Apparatus through which a fluid can flow under counter-pressure

Abstract

 An apparatus through which a fluid can flow under counter-pressure, such as a screw-type compressor, comprising at least one male and one female rotor, having on the side faces thereof enmeshing profilings, said rotors being rotatable in partially overlapping cylindrical spaces disposed within the compressor housing, while the profilings of the male rotor and of the female rotor have such a shape that when the two rotors are rolling on each other in the common area of the cylinders, the bottom and walls of the channel-shaped profiling of the female rotor are in contact with crests forming part of the profiling of the male rotor, with formation of a linear seal.

Description

[0001] The invention relates to an apparatus through which a fluid can flow under counter-pressure, comprising at least two elongate rotors arranged within the apparatus for rotation about their longitudinal axes, the external shape of said rotors being bounded by a curved side face and flat end faces, the curved side faces of the two rotors being provided with enmeshing profilings of mutually complementary shape so that one rotor can be called a male rotor and the other a female rotor, respectively of a shape allowing the transmission of the rotary movement of one of the rotors to the other rotor; a housing composed of hollow, cross-sectionally partially overlapping cylinders each containing one rotor, with the inner wall of which housing the corresponding rotors are in sealing contact with respect to the fluid through the intermediary of the associated profilings, the ends of the housing being shut off by covers, there being provided in or adjacent one of the covers means for the supply of the fluid and in or adjacent the other cover means for the discharge of the fluid.

[0002] Such an. apparatus is generally known, e.g. in the form of the so-called screw-type compressors. These known screw-type compressors, however, are available in practice only in sizes with a power of over 7.5 HP (5.5 kW). The reason is the inadmissibly decreasing efficiency going with smaller sizes on account of the internal leakage occurring in such screw-type compressors of the air from the high-pressure space to the low-pressure space, in particular via the blowhole, which is produced between the grooves of the profilings of the male and the female rotor in the overlapping area of the two cylindrical spaces accommodating the respective rotors.

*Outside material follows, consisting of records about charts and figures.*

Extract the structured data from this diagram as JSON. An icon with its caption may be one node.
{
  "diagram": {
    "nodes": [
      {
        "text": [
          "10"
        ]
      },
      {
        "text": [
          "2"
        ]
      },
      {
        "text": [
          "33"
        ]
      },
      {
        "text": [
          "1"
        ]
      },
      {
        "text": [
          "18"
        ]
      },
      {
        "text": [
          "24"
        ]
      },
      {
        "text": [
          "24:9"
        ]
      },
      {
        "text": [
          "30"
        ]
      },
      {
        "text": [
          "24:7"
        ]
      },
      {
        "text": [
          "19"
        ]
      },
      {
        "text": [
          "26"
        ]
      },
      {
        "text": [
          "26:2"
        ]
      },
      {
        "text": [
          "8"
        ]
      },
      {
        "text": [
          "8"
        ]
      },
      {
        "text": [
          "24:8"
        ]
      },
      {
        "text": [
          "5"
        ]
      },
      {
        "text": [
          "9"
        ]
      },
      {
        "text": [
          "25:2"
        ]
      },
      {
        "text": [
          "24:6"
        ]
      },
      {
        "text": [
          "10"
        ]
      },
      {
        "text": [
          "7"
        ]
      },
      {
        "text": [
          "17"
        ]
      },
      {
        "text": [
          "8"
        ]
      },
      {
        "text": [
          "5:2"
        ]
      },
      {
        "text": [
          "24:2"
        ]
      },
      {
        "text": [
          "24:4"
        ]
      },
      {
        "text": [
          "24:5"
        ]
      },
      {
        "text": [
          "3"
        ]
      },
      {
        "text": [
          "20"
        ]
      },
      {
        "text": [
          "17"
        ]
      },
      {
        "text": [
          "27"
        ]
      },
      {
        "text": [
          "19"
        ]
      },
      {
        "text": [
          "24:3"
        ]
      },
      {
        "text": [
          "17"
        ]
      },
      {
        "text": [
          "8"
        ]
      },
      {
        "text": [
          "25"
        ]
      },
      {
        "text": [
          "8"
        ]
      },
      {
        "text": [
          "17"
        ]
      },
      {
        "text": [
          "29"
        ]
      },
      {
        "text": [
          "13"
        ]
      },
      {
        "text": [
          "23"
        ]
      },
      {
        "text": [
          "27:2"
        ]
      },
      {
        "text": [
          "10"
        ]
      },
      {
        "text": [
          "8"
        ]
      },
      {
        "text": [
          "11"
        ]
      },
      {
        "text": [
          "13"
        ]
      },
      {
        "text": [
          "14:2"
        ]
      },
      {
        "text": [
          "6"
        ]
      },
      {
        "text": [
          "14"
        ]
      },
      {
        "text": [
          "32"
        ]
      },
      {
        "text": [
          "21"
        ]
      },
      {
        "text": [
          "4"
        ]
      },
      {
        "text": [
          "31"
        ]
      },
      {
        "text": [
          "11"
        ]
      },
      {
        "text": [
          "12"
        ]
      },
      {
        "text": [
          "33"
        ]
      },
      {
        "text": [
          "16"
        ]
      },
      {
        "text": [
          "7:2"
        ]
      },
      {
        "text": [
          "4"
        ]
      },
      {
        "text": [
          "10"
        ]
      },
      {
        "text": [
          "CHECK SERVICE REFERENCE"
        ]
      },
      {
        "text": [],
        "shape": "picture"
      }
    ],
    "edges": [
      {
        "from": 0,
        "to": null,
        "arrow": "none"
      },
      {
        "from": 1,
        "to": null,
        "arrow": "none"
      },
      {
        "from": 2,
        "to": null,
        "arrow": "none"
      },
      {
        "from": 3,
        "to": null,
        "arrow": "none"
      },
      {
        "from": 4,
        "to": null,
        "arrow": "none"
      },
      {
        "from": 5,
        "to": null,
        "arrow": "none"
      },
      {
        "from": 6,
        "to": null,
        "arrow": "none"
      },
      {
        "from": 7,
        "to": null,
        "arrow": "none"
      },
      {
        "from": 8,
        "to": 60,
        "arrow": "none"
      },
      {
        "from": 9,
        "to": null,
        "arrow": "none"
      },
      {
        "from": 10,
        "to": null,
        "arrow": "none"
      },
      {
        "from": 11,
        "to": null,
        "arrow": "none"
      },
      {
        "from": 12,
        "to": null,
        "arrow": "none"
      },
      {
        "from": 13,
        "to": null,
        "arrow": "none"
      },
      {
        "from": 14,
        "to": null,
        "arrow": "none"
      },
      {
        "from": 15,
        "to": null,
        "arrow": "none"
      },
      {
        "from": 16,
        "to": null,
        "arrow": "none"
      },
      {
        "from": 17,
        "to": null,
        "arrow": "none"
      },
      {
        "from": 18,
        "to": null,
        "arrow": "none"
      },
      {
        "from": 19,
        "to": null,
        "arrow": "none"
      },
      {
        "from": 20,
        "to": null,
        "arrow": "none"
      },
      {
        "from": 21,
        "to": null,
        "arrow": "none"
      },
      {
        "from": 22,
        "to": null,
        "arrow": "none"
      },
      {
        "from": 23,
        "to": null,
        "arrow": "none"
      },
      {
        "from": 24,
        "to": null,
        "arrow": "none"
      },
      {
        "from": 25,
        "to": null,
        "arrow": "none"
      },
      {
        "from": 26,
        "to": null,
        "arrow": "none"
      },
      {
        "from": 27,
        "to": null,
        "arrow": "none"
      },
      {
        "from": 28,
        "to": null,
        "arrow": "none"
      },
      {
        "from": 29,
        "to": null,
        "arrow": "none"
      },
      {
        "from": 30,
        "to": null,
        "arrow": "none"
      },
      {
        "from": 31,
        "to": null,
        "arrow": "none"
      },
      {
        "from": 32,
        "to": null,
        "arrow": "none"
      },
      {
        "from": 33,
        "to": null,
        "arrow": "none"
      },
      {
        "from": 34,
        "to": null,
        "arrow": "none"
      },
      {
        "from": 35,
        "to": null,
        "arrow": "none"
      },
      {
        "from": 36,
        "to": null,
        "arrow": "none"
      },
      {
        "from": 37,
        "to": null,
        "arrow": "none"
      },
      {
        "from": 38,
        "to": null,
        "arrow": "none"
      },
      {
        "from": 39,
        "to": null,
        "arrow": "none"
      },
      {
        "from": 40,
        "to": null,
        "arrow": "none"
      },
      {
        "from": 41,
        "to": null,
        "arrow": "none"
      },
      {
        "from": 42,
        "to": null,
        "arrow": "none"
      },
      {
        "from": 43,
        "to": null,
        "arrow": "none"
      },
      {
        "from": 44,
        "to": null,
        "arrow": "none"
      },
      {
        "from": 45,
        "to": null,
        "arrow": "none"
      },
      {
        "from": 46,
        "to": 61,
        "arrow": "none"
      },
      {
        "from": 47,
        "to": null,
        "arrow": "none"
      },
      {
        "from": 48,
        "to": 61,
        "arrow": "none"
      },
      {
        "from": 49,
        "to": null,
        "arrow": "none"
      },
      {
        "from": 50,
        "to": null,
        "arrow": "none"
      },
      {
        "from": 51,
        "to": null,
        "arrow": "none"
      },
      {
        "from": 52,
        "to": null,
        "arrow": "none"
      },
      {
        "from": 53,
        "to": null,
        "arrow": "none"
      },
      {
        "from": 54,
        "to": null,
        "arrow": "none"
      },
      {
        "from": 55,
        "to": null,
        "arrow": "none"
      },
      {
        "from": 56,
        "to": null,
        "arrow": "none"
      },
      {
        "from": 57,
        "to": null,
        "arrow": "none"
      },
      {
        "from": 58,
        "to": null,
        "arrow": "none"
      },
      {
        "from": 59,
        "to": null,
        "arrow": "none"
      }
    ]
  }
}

[0003] Attempts at limiting the internal leakage in prior art screw-type compressors via the blowhole have led to a profiling of in particular the female rotor which, seen in cross-section, requires an undercut gearing profile. As a result the manufacture of such rotors is complicated: they are to be cut on a special gear cutter, so that the manufacturing period and cost are adversely affected.

[0004] It is the object of the invention therefore to provide an apparatus of the above described type, which lacks the abovementioned drawbacks going with the prior art screw-type compressors, thus creating the possibility to make the apparatus available in sizes of an even appreciably smaller power than 7.5 HP.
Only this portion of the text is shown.